As the ship makes its way through the dangerous waters it becomes separated from the convoy and is being stalked by a U-boat. In an attempt to lose the submarine in the dark and fog Lt. Rossi (Humphrey Bogart) orders the ship to cease all sound. Whitey has taken Thomas into the hold and placed him on a blanket with a tin of food, telling the cat to make no sound. Oddly enough the kitten appears to have grown into a Bengal tabby!
At the height of the tense standoff, the crew can hear the cat meowing. They look down in the hold to see Thomas below.
Pulaski threatens to tie a knot in the cat’s neck and throw it overboard. Whitey angrily pushes Pulaski away, causing him to fall against a chain which slips and crashes into the water, potentially alerting the U-boat to their location. The cat is not seen again after this.

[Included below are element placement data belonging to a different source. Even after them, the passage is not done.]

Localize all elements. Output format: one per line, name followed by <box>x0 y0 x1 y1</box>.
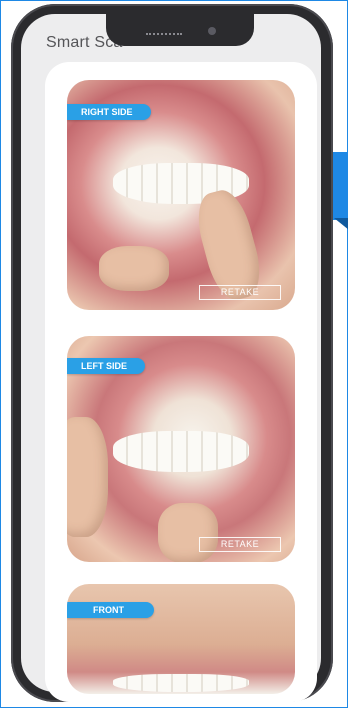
scan-label-right-side: RIGHT SIDE <box>67 104 151 120</box>
finger-photo <box>98 245 169 291</box>
scan-card-right-side[interactable]: RIGHT SIDE RETAKE <box>67 80 295 310</box>
teeth-photo <box>112 674 250 692</box>
finger-photo <box>158 503 219 562</box>
speaker-grille <box>146 30 182 35</box>
finger-photo <box>67 417 109 538</box>
phone-notch <box>106 10 254 46</box>
front-camera-icon <box>208 27 216 35</box>
scan-label-front: FRONT <box>67 602 154 618</box>
teeth-photo <box>112 430 250 472</box>
side-tab-fold <box>334 218 348 230</box>
scan-card-left-side[interactable]: LEFT SIDE RETAKE <box>67 336 295 562</box>
scan-card-front[interactable]: FRONT <box>67 584 295 694</box>
retake-button-right-side[interactable]: RETAKE <box>199 285 281 300</box>
scan-label-left-side: LEFT SIDE <box>67 358 146 374</box>
retake-button-left-side[interactable]: RETAKE <box>199 537 281 552</box>
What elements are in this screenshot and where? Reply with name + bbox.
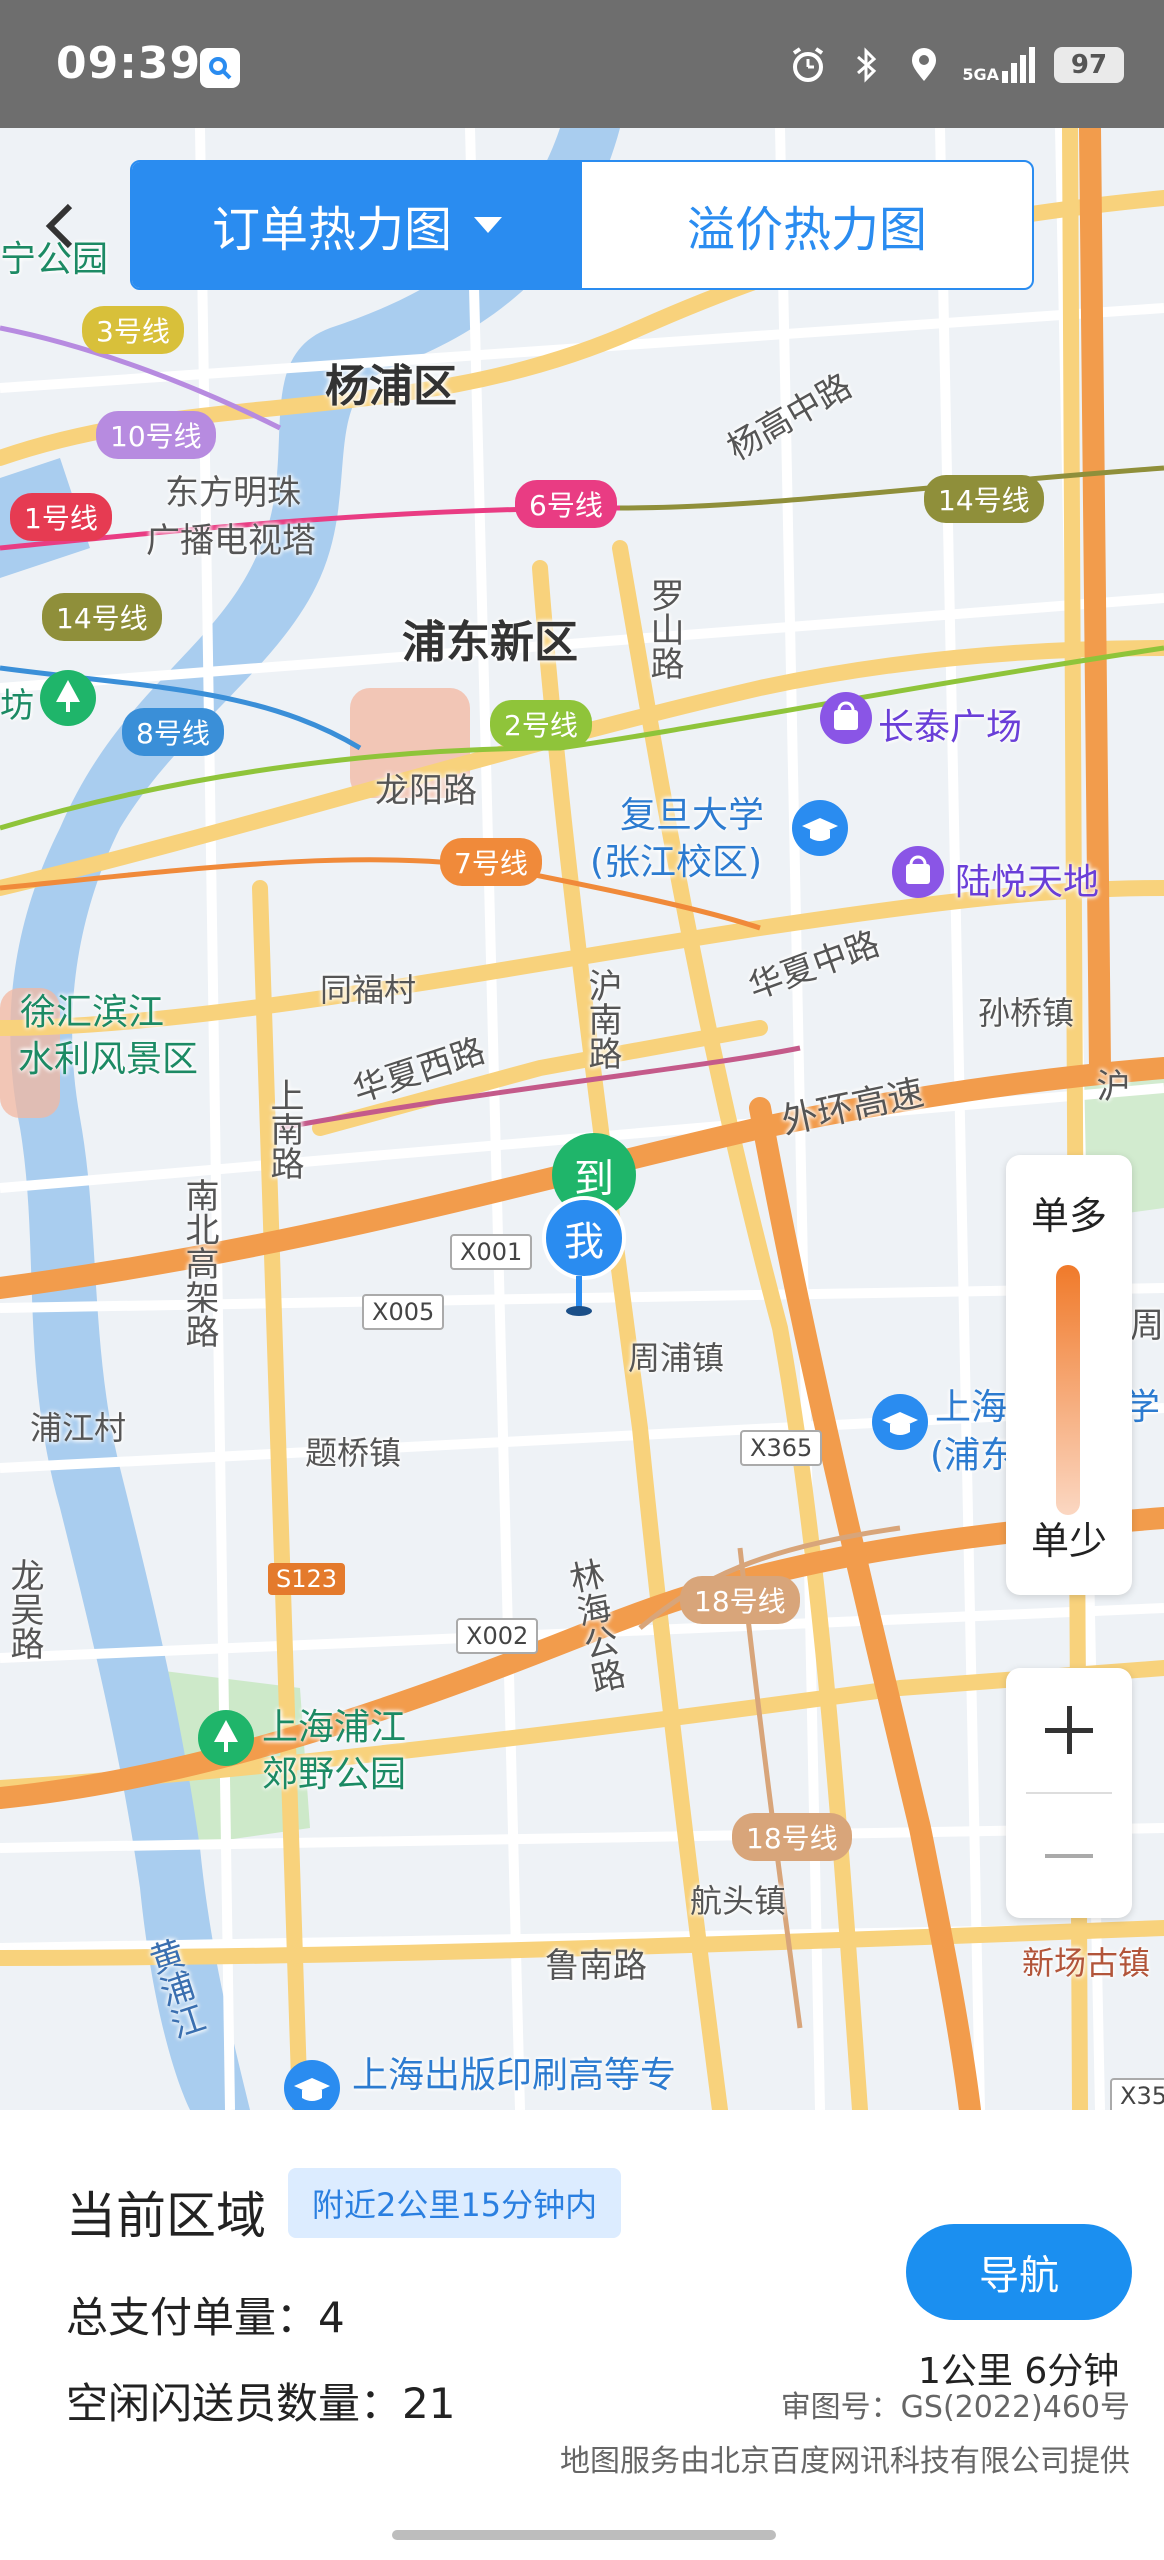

While Whitey’s devotion to cats might be appreciated in today’s world, a reviewer for the Nebraska State Journal was not so sympathetic. They wrote “Most overdone part of the film is Peter Whitney’s fanatic devotion to a ship’s cat. One instance of such asininity would suffice for the average film, but not this time – Whitey falls in love with two cats and risks his fat neck to save each one of them. If U.S. merchant seamen are such blinking idiots, we prefer not to know about it.”
Final Mewsings: Cats really don’t appreciate forced swimming lessons.
Many thanks to Ted Davis for reminding us of the cat in this film!